Comment by aurareturn
Comment by aurareturn a day ago
Seems like there is a moat after all.
The moat is talent, culture, and compute. Apple doesn't have any of these 3 for SOTA AI.
Comment by aurareturn a day ago
Seems like there is a moat after all.
The moat is talent, culture, and compute. Apple doesn't have any of these 3 for SOTA AI.
I don't know why people automatically jump to Apple's defense on this.... They absolutely did spend a lot of money and hired people to try this. They 100% do NOT have the open and bottom-up culture needed to pull off large scale AI and software projects like this.
Source: I worked there
Well, they stopped.
Culture is overrated. Money talks.
They did things far more complicated from an engineering perspective. I am far more impressed by what they accomplished along TSMC with Apple Silicon than by what AI labs do.
Is Apple silicon really that impressive compared to LLMs? Take a step back. CPUs have been getting faster and more efficient for decades.
Google invented the transformer architecture, the backbone of modern LLMs.
It’s such a commodity that there are only 3 SOTA labs left and no one can catch them. I’m sure it’ll be consolidated further in the future and you’re going to be left with a natural monopoly or duopoly.
Apple has no control over the most important change to tech. They have control to Google.
Really, don't believe benchmarks as gospel. Chinese models are pretty much competitive with offerings from Anthropic, OpenAI or Google. Meta is currently at a disadvantage, but I believe they will find their mojo and soon be competitive again.
Frankly, a lot of times I prefer using GLM 4.6 running on Cerebras Inference, than having to deal with the performance hiccups from Claude. For most practical purposes, I've seen no big penalty in using it compared to Opus 4.5, even the biggest qwen-coder models are pretty much competitive.
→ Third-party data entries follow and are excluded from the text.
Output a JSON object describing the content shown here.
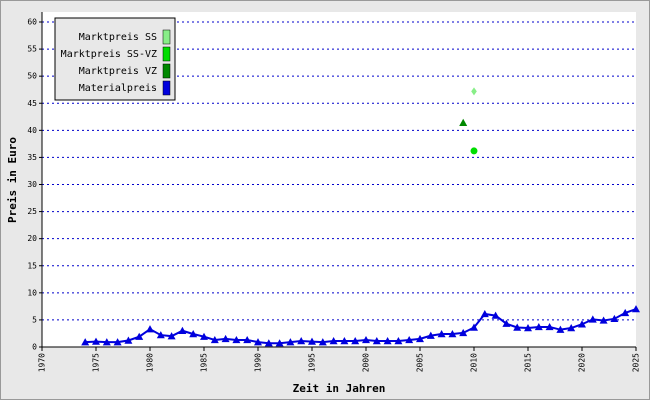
{
  "chart_data": {
    "type": "line",
    "xlabel": "Zeit in Jahren",
    "ylabel": "Preis in Euro",
    "xlim": [
      1970,
      2025
    ],
    "xticks": [
      1970,
      1975,
      1980,
      1985,
      1990,
      1995,
      2000,
      2005,
      2010,
      2015,
      2020,
      2025
    ],
    "ylim": [
      0,
      60
    ],
    "yticks": [
      0,
      5,
      10,
      15,
      20,
      25,
      30,
      35,
      40,
      45,
      50,
      55,
      60
    ],
    "grid": true,
    "legend": "upper left",
    "series": [
      {
        "name": "Marktpreis SS",
        "color": "#88ee88",
        "marker": "diamond",
        "line": false,
        "x": [
          2010
        ],
        "values": [
          47.2
        ]
      },
      {
        "name": "Marktpreis SS-VZ",
        "color": "#00dd00",
        "marker": "circle",
        "line": false,
        "x": [
          2010
        ],
        "values": [
          36.2
        ]
      },
      {
        "name": "Marktpreis VZ",
        "color": "#008800",
        "marker": "triangle",
        "line": false,
        "x": [
          2009
        ],
        "values": [
          41.4
        ]
      },
      {
        "name": "Materialpreis",
        "color": "#0000dd",
        "marker": "triangle",
        "line": true,
        "x": [
          1974,
          1975,
          1976,
          1977,
          1978,
          1979,
          1980,
          1981,
          1982,
          1983,
          1984,
          1985,
          1986,
          1987,
          1988,
          1989,
          1990,
          1991,
          1992,
          1993,
          1994,
          1995,
          1996,
          1997,
          1998,
          1999,
          2000,
          2001,
          2002,
          2003,
          2004,
          2005,
          2006,
          2007,
          2008,
          2009,
          2010,
          2011,
          2012,
          2013,
          2014,
          2015,
          2016,
          2017,
          2018,
          2019,
          2020,
          2021,
          2022,
          2023,
          2024,
          2025
        ],
        "values": [
          0.9,
          1.0,
          0.9,
          0.9,
          1.2,
          1.9,
          3.3,
          2.2,
          2.0,
          3.0,
          2.4,
          1.9,
          1.3,
          1.5,
          1.3,
          1.3,
          0.9,
          0.7,
          0.7,
          0.9,
          1.1,
          1.0,
          0.9,
          1.1,
          1.1,
          1.1,
          1.3,
          1.1,
          1.1,
          1.1,
          1.3,
          1.5,
          2.1,
          2.4,
          2.4,
          2.6,
          3.6,
          6.1,
          5.8,
          4.3,
          3.6,
          3.5,
          3.7,
          3.7,
          3.2,
          3.5,
          4.2,
          5.1,
          4.9,
          5.2,
          6.3,
          7.0
        ]
      }
    ]
  }
}
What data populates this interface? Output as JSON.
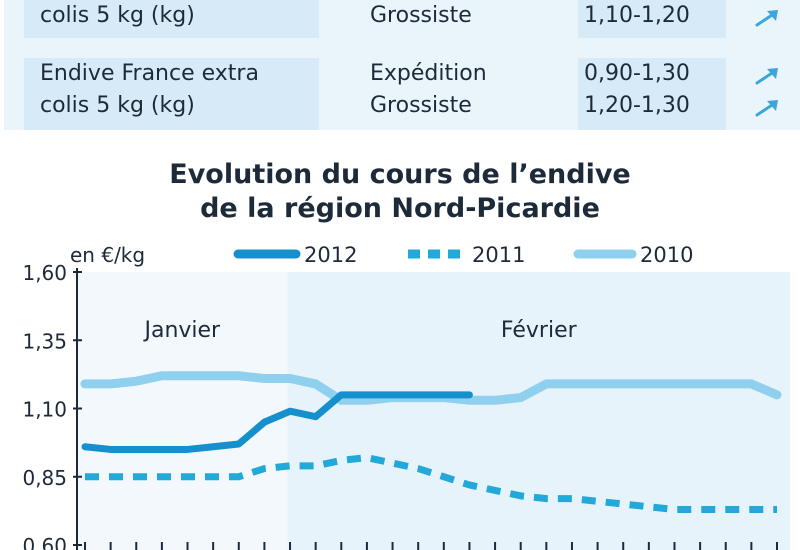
{
  "table": {
    "rows": [
      {
        "product": [
          "colis 5 kg (kg)"
        ],
        "types": [
          "Grossiste"
        ],
        "prices": [
          "1,10-1,20"
        ],
        "trends": [
          "up"
        ]
      },
      {
        "product": [
          "Endive France extra",
          "colis 5 kg (kg)"
        ],
        "types": [
          "Expédition",
          "Grossiste"
        ],
        "prices": [
          "0,90-1,30",
          "1,20-1,30"
        ],
        "trends": [
          "up",
          "up"
        ]
      }
    ]
  },
  "colors": {
    "s2012": "#1590cc",
    "s2011": "#22a9da",
    "s2010": "#8fd0ef",
    "panel": "#eaf4fb",
    "cell": "#d6ebf7",
    "janvier_bg": "#f2f8fc",
    "fevrier_bg": "#e7f3fa"
  },
  "chart_data": {
    "type": "line",
    "title": "Evolution du cours de l’endive\nde la région Nord-Picardie",
    "title_lines": [
      "Evolution du cours de l’endive",
      "de la région Nord-Picardie"
    ],
    "ylabel": "en €/kg",
    "ylim": [
      0.6,
      1.6
    ],
    "yticks": [
      0.6,
      0.85,
      1.1,
      1.35,
      1.6
    ],
    "ytick_labels": [
      "0,60",
      "0,85",
      "1,10",
      "1,35",
      "1,60"
    ],
    "periods": [
      {
        "label": "Janvier",
        "x_range": [
          0,
          7
        ]
      },
      {
        "label": "Février",
        "x_range": [
          7,
          27
        ]
      }
    ],
    "x_range": [
      0,
      27
    ],
    "series": [
      {
        "name": "2012",
        "style": "solid",
        "x": [
          0,
          1,
          2,
          3,
          4,
          5,
          6,
          7,
          8,
          9,
          10,
          11,
          12,
          13,
          14,
          15
        ],
        "y": [
          0.96,
          0.95,
          0.95,
          0.95,
          0.95,
          0.96,
          0.97,
          1.05,
          1.09,
          1.07,
          1.15,
          1.15,
          1.15,
          1.15,
          1.15,
          1.15
        ]
      },
      {
        "name": "2011",
        "style": "dashed",
        "x": [
          0,
          1,
          2,
          3,
          4,
          5,
          6,
          7,
          8,
          9,
          10,
          11,
          12,
          13,
          14,
          15,
          16,
          17,
          18,
          19,
          20,
          21,
          22,
          23,
          24,
          25,
          26,
          27
        ],
        "y": [
          0.85,
          0.85,
          0.85,
          0.85,
          0.85,
          0.85,
          0.85,
          0.88,
          0.89,
          0.89,
          0.91,
          0.92,
          0.9,
          0.88,
          0.85,
          0.82,
          0.8,
          0.78,
          0.77,
          0.77,
          0.76,
          0.75,
          0.74,
          0.73,
          0.73,
          0.73,
          0.73,
          0.73
        ]
      },
      {
        "name": "2010",
        "style": "solid",
        "x": [
          0,
          1,
          2,
          3,
          4,
          5,
          6,
          7,
          8,
          9,
          10,
          11,
          12,
          13,
          14,
          15,
          16,
          17,
          18,
          19,
          20,
          21,
          22,
          23,
          24,
          25,
          26,
          27
        ],
        "y": [
          1.19,
          1.19,
          1.2,
          1.22,
          1.22,
          1.22,
          1.22,
          1.21,
          1.21,
          1.19,
          1.13,
          1.13,
          1.14,
          1.14,
          1.14,
          1.13,
          1.13,
          1.14,
          1.19,
          1.19,
          1.19,
          1.19,
          1.19,
          1.19,
          1.19,
          1.19,
          1.19,
          1.15
        ]
      }
    ],
    "legend_position": "top"
  }
}
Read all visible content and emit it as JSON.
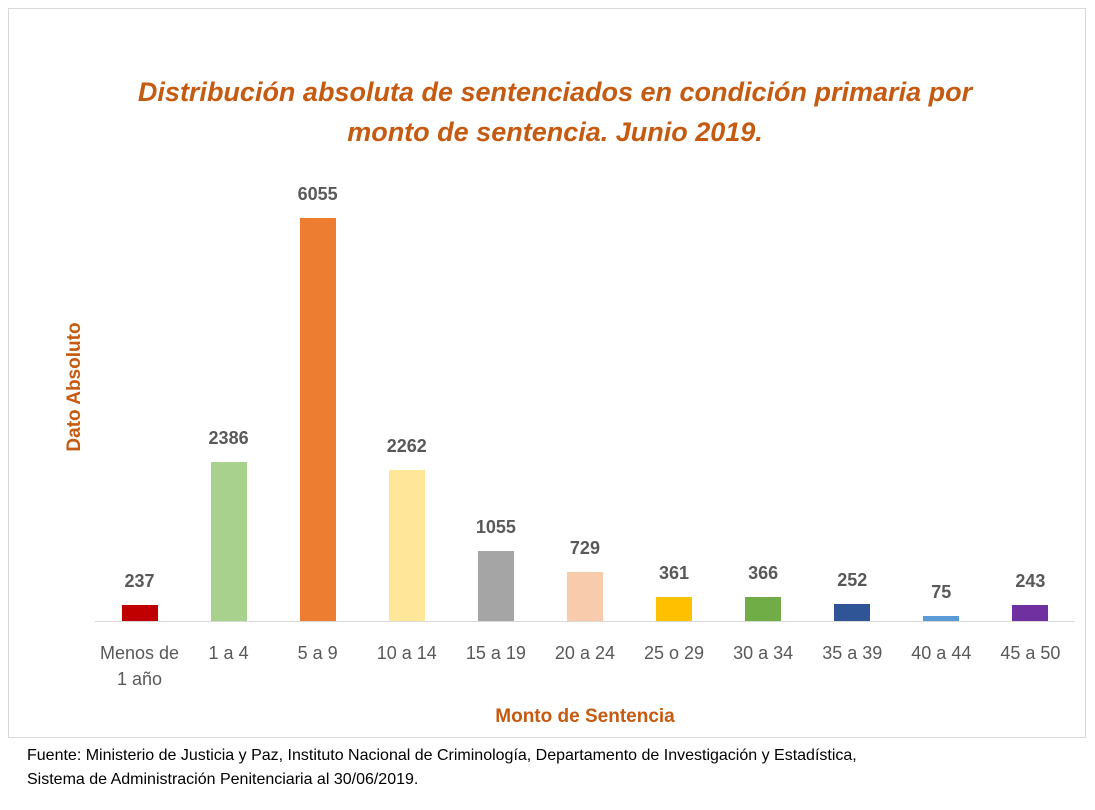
{
  "chart_data": {
    "type": "bar",
    "title": "Distribución absoluta de sentenciados en condición primaria por monto de sentencia. Junio 2019.",
    "x_label": "Monto de Sentencia",
    "y_label": "Dato Absoluto",
    "categories": [
      "Menos de 1 año",
      "1 a 4",
      "5 a 9",
      "10 a 14",
      "15 a 19",
      "20 a 24",
      "25 o 29",
      "30 a 34",
      "35 a 39",
      "40 a 44",
      "45 a 50"
    ],
    "values": [
      237,
      2386,
      6055,
      2262,
      1055,
      729,
      361,
      366,
      252,
      75,
      243
    ],
    "colors": [
      "#c00000",
      "#a9d18e",
      "#ed7d31",
      "#ffe699",
      "#a5a5a5",
      "#f8cbad",
      "#ffc000",
      "#70ad47",
      "#2f5597",
      "#5b9bd5",
      "#7030a0"
    ],
    "source": [
      "Fuente: Ministerio de Justicia y Paz, Instituto Nacional de Criminología, Departamento de Investigación y Estadística,",
      "Sistema de Administración Penitenciaria al 30/06/2019."
    ]
  }
}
Between me and the company I work for, I spend some serious money with AI. I use it extensively in my main job, on two side projects that I have paying customers for, and for graduate school work. I can tell you that there quite a few more SOTA models around than what the benchmarks tell you.
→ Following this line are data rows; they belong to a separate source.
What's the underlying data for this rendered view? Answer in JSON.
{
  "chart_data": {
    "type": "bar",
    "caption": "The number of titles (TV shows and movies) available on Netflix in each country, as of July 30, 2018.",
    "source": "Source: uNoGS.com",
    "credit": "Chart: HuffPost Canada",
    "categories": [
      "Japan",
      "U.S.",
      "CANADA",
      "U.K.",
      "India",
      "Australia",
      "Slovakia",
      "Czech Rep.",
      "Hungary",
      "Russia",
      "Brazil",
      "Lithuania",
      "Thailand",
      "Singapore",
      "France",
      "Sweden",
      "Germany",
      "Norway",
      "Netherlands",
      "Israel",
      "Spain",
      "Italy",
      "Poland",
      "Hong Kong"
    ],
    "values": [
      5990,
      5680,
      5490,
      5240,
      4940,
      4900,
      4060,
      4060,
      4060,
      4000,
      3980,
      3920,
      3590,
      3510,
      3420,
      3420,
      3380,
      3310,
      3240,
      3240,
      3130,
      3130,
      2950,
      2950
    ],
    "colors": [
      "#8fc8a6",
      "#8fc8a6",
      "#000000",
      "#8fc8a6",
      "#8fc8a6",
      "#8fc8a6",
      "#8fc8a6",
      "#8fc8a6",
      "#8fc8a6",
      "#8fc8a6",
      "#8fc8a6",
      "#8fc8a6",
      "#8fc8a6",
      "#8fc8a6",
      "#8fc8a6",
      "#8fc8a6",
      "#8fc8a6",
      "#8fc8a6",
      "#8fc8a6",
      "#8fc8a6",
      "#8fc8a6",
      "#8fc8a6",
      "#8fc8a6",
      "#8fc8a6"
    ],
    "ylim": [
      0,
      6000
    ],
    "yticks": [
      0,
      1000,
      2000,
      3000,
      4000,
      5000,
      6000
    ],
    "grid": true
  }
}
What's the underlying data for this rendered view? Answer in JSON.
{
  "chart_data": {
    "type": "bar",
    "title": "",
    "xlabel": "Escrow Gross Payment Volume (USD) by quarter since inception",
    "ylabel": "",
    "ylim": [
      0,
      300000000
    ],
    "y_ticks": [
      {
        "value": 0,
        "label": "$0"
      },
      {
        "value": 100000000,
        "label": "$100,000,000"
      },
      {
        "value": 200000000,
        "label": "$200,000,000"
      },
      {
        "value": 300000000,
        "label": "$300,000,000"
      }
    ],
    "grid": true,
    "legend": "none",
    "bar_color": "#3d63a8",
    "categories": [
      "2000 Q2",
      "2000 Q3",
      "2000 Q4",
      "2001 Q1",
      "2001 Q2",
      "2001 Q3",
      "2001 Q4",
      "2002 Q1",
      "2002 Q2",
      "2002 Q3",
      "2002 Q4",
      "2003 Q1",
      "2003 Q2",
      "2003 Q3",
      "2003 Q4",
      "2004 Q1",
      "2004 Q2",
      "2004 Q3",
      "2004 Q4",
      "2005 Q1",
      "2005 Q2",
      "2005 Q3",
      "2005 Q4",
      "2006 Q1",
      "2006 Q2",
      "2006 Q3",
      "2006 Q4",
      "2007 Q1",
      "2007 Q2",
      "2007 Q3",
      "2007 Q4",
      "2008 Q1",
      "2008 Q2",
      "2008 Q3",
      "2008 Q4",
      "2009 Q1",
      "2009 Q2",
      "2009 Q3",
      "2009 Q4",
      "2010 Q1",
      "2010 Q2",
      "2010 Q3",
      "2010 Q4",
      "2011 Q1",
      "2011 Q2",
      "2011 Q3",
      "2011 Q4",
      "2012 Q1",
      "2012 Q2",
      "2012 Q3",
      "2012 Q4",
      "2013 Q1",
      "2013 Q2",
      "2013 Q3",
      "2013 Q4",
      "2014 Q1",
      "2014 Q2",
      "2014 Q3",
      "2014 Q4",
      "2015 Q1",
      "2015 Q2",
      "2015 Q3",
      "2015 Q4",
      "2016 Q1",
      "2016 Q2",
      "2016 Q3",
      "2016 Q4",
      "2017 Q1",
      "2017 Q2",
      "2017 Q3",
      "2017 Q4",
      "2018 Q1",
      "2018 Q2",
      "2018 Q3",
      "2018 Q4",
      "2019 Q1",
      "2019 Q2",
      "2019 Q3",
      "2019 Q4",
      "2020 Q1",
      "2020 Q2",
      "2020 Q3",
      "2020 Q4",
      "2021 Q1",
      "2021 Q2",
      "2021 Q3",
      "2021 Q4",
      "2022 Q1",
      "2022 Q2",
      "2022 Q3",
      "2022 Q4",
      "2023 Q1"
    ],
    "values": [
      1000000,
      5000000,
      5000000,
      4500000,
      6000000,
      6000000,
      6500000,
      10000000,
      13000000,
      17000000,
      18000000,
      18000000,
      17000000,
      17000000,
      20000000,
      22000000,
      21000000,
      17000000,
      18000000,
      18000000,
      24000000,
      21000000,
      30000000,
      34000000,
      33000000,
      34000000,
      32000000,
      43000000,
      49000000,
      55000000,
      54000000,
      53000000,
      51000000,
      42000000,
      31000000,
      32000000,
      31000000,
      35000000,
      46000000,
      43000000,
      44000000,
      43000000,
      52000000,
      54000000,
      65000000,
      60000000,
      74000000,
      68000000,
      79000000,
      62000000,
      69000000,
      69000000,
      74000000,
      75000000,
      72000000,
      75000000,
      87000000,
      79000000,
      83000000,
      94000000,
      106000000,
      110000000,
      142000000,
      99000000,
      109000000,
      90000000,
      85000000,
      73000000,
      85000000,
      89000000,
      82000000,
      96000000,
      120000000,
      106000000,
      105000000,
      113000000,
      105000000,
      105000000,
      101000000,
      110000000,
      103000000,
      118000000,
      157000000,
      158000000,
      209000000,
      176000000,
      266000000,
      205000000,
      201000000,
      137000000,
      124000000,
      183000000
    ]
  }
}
> It’s such a commodity that there are only 3 SOTA labs left and no one can catch them.
No one can outpace them in improving the SOTA, everyone can catch up to them. Why are open-weight models perpetually 6 months behind the SOTA? Given enough data harvested from SOTA models you can eventually distill them.
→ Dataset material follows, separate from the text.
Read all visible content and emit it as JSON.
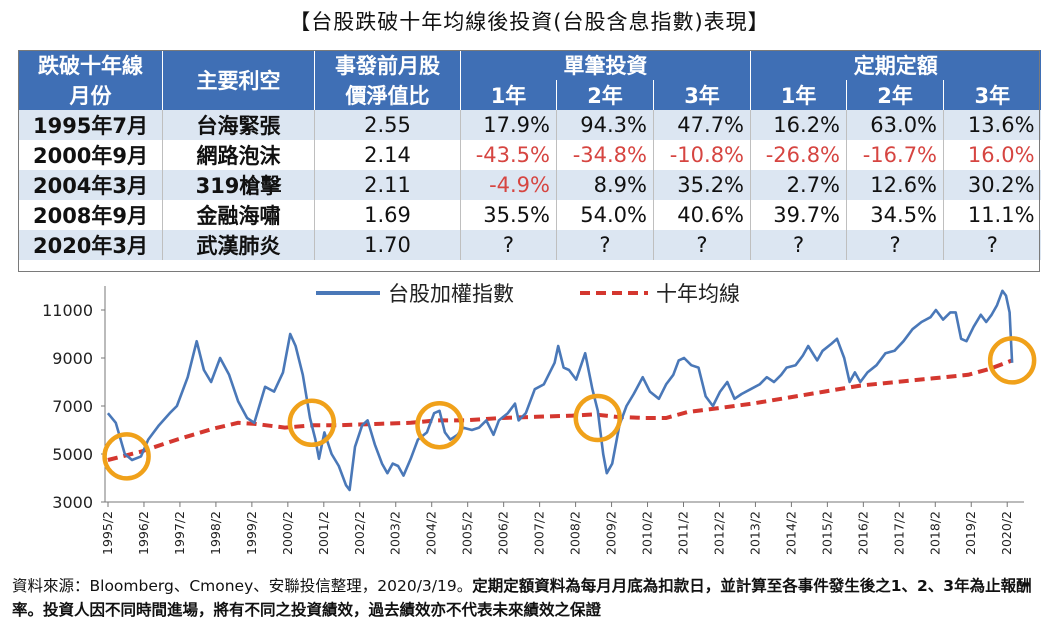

The biggest differentiator when training better models are not some new fancy architectural improvements (even the current SOTA transformer architectures are very similar to e.g. the ancient GPT-2), but high quality training data. And if your shiny new SOTA model is hooked into a publicly available API, guess what - you've just exposed a training data generator for everyone to use. (That's one of the reasons why SOTA labs hide their reasoning chains, even though those are genuinely useful for users - they don't want others to distill their models.)
is it that surprising? they're a hardware company after all.
It is more like Apple have no need to spend billions on training with questionable ROI when it can just rent from one of the commodity foundation model labs.